Create the skeleton of the instance dir.
$ solrctl instancedir --generate $HOME/solr_configs4
Copy the schema specific for the twitter data
$ cp /usr/share/doc/search*/examples/solr-nrt/collection1/conf/schema.xml $HOME/solr_configs4/conf
Replace the document fields with the following
<field name="IncidntNum" type="long" indexed="true" stored="true" required="true" multiValued="false" />
<field name="Category" type="string" indexed="true" stored="true" />
<field name="text" type="string" indexed="true" stored="true" />
<field name="DayOfWeek" type="string" indexed="true" stored="true" />
<field name="Date" type="string" indexed="true" stored="true" />
<field name="Time" type="string" indexed="true" stored="true" />
<field name="PdDistrict" type="string" indexed="true" stored="true" />
<field name="Resolution" type="string" indexed="true" stored="true" />
<field name="Address" type="string" indexed="true" stored="true" />
<field name="X" type="string" indexed="true" stored="true" />
<field name="Y" type="string" indexed="true" stored="true" />
<field name="Location" type="string" indexed="true" stored="true" />
Copy the following file to local
$ cp /usr/share/doc/search*/examples/solr-nrt/test-morphlines/tutorialReadAvroContainer.conf ~/SfpdMorphLine.conf
Add the following field mapping
extractAvroPaths {
flatten : false
paths : {
IncidntNum: /IncidntNum
Category: /Category
text: /Descript
DayOfWeek: /DayOfWeek
Date: /Date
Time: /Time
PdDistrict: /PdDistrict
Resolution: /Resolution
Address: /Address
X: /X
Y: /Y
Location: /Location
}
}
}
Upload the instance dir to Zookeeper
$ solrctl instancedir --create collection4 $HOME/solr_configs4
Create a new collection
$ solrctl collection --create collection4 -s 1
Create an empty output dir
$ hadoop fs -rm -r -skipTrash outdir
$ hadoop fs -mkdir outdir
$ hadoop fs -ls outdir
Delete existing index data, if there is any.

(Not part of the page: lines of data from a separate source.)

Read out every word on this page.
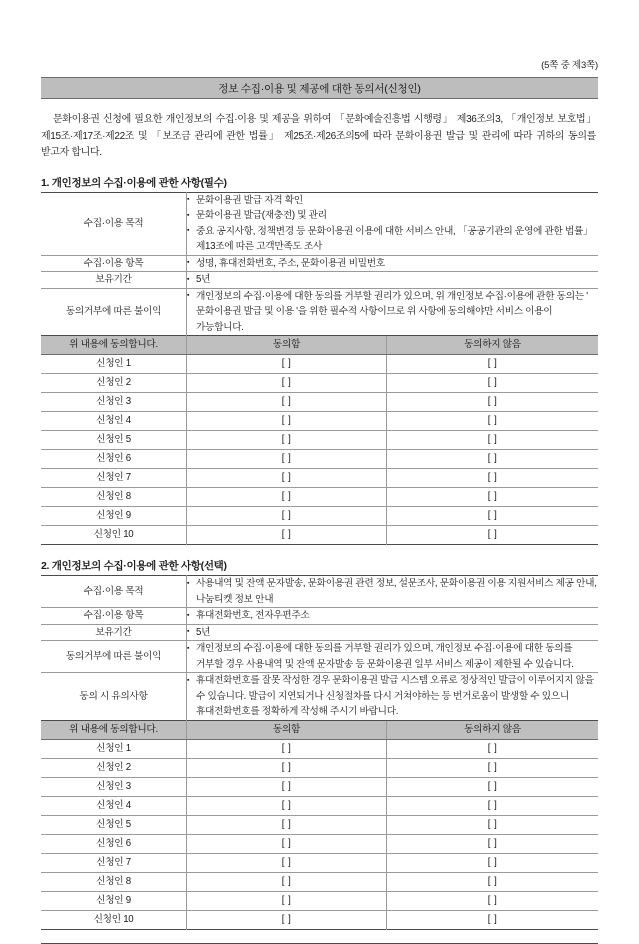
(5쪽 중 제3쪽)
정보 수집·이용 및 제공에 대한 동의서(신청인)

문화이용권 신청에 필요한 개인정보의 수집·이용 및 제공을 위하여 「문화예술진흥법 시행령」 제36조의3, 「개인정보 보호법」 제15조·제17조·제22조 및 「보조금 관리에 관한 법률」 제25조·제26조의5에 따라 문화이용권 발급 및 관리에 따라 귀하의 동의를 받고자 합니다.

1. 개인정보의 수집·이용에 관한 사항(필수)
수집·이용 목적	
▪ 문화이용권 발급 자격 확인
▪ 문화이용권 발급(재충전) 및 관리
▪ 중요 공지사항, 정책변경 등 문화이용권 이용에 대한 서비스 안내, 「공공기관의 운영에 관한 법률」 제13조에 따른 고객만족도 조사

수집·이용 항목	
▪성명, 휴대전화번호, 주소, 문화이용권 비밀번호

보유기간	
▪5년

동의거부에 따른 불이익	
▪ 개인정보의 수집·이용에 대한 동의를 거부할 권리가 있으며, 위 개인정보 수집·이용에 관한 동의는 ' 문화이용권 발급 및 이용 '을 위한 필수적 사항이므로 위 사항에 동의해야만 서비스 이용이 가능합니다.
위 내용에 동의합니다.	동의함	동의하지 않음
신청인 1	[ ]	[ ]
신청인 2	[ ]	[ ]
신청인 3	[ ]	[ ]
신청인 4	[ ]	[ ]
신청인 5	[ ]	[ ]
신청인 6	[ ]	[ ]
신청인 7	[ ]	[ ]
신청인 8	[ ]	[ ]
신청인 9	[ ]	[ ]
신청인 10	[ ]	[ ]
2. 개인정보의 수집·이용에 관한 사항(선택)
수집·이용 목적	
▪ 사용내역 및 잔액 문자발송, 문화이용권 관련 정보, 설문조사, 문화이용권 이용 지원서비스 제공 안내, 나눔티켓 정보 안내

수집·이용 항목	
▪휴대전화번호, 전자우편주소

보유기간	
▪5년

동의거부에 따른 불이익	
▪ 개인정보의 수집·이용에 대한 동의를 거부할 권리가 있으며, 개인정보 수집·이용에 대한 동의를 거부할 경우 사용내역 및 잔액 문자발송 등 문화이용권 일부 서비스 제공이 제한될 수 있습니다.

동의 시 유의사항	
▪ 휴대전화번호를 잘못 작성한 경우 문화이용권 발급 시스템 오류로 정상적인 발급이 이루어지지 않을 수 있습니다. 발급이 지연되거나 신청절차를 다시 거쳐야하는 등 번거로움이 발생할 수 있으니 휴대전화번호를 정확하게 작성해 주시기 바랍니다.
위 내용에 동의합니다.	동의함	동의하지 않음
신청인 1	[ ]	[ ]
신청인 2	[ ]	[ ]
신청인 3	[ ]	[ ]
신청인 4	[ ]	[ ]
신청인 5	[ ]	[ ]
신청인 6	[ ]	[ ]
신청인 7	[ ]	[ ]
신청인 8	[ ]	[ ]
신청인 9	[ ]	[ ]
신청인 10	[ ]	[ ]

$ solrctl collection --deletedocs collection4
Run the indexing job. The indexing job depends on morphline project. Read more about morphline here.
$ hadoop jar /usr/lib/solr/contrib/mr/search-mr-*-job.jar org.apache.solr.hadoop.MapReduceIndexerTool -D 'mapred.child.java.opts=-Xmx500m' --log4j /usr/share/doc/search*/examples/solr-nrt/log4j.properties --morphline-file ~/Downloads/SfpdMorphLine.conf --output-dir hdfs://localhost:8020/user/cloudera/outdir --verbose --go-live --zk-host localhost:2181/solr --collection collection4 hdfs://localhost:8020/user/cloudera/sfpd.avro
Now, open solr and run queries.
http://localhost:8983/solr/#/collection3_shard1_replica1/query
If you make any change to the schema, run the following commands for the new config to take effect.
$ hadoop fs -rm -r -skipTrash outdir
$ hadoop fs -mkdir outdir
$ solrctl instancedir --update collection4 $HOME/solr_configs4
$ solrctl collection --reload collection4
$ solrctl collection --deletedocs collection4
Rebuild the index using the above hadoop jar command.